Emy Afalava is a loyal American and decorated veteran. He was born in American Samoa, a U.S. territory since 1900. He has been subject to American law his whole life and thinks he should be a citizen.
The Constitution would agree. The Fourteenth Amendment declares that “All persons born … in the United States, and subject to the jurisdiction thereof, are citizens of the United States.”
Yet, Afalava has been denied the right to vote because the federal government insists that he is no citizen. How can it be, in the 21st century, that Americans born on U.S. soil are denied the rights of citizenship?
That injustice clouds the recent celebration of the 115th anniversary of the decision of American Samoa to join the United States.
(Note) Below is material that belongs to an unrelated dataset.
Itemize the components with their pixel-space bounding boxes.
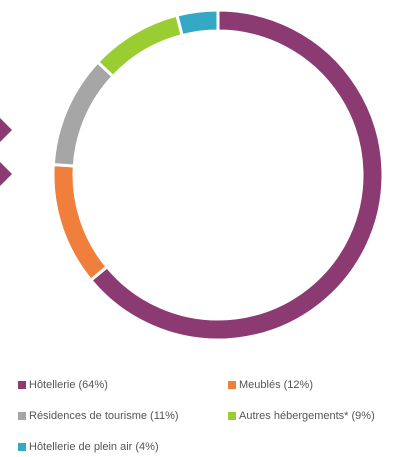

It is a wrong that Afalava and other American Samoans are now seeking to right in a federal lawsuit before the D.C. Circuit. A decision could come any day.
Since the United States was established, it adhered to the rule that those born on U.S. lands were U.S. citizens. The rule is colorblind, yet the only exception that the Supreme Court has ever declared was not.
The infamous Dred Scott case legitimized slavery as it declared that free African-Americans had “no rights that the white man was bound to respect.” Though they were Americans, they were not citizens under the Constitution.
A Civil War later, the 14th Amendment reversed the ruling in the Dred Scott case. Today, the Dred Scott case has come to be regarded as one of the worst decisions in the history of the Supreme Court.
But racial discrimination didn’t end there.
In 1904, a Puerto Rican woman named Isabel Gonzalez sailed for New York. Because Puerto Rico was U.S. territory, she believed herself to be a U.S. citizen. But officials at Ellis Island labeled her an undesirable alien and prevented her from entering the mainland. She sued, with some reason to hope for a favorable ruling.
Yet the Supreme Court that eventually heard Gonzalez’s case was still racist. In preceding years, for example, it had permitted a flat ban on naturalizing anyone of the Chinese race.
And, in a case addressing the status of recently acquired island territories such as Puerto Rico, the justices had cited the alleged racial inferiority of tropical peoples as reason to treat these lands as second-class U.S. territories. Justice Edward Douglas White’s opinion stated that U.S. sovereignty extended over them, but that their residents did not hold the same constitutional rights as other Americans. He did so, he privately revealed, because “he was much preoccupied by the danger of racial and social questions.”
In the Gonzalez case, the justices agreed unanimously that Puerto Ricans were not aliens and thus not subject to immigration laws. But they declined to decide whether or not Gonzalez was a citizen. Though preoccupied by fears that islanders were “savages” and racially unfit for citizenship, they were unwilling to violate the Constitution.
As a result of the court ruling, federal officials were able to deny Gonzalez and others the full panoply of rights conferred on citizens for years.
As Isabel Gonzalez’s lawyer told the Court, declaring that residents of America’s island territories are not U.S. citizens would mean adding to “precedents in our history of which we are least proud.” Those precedents, he warned the Court, had been “repudiated by the American people in the Civil War, by three amendments to the Constitution of the United States, by this court, and by … advancing civilization.”
Surely, 147 years after the Dred Scott case was overturned, the time has come to put an end to this farce. In the past century, the inhabitants of every other U.S. island territory have become citizens. Today, Emy Afalava and his fellow American Samoans are the last Americans still waiting to become citizens.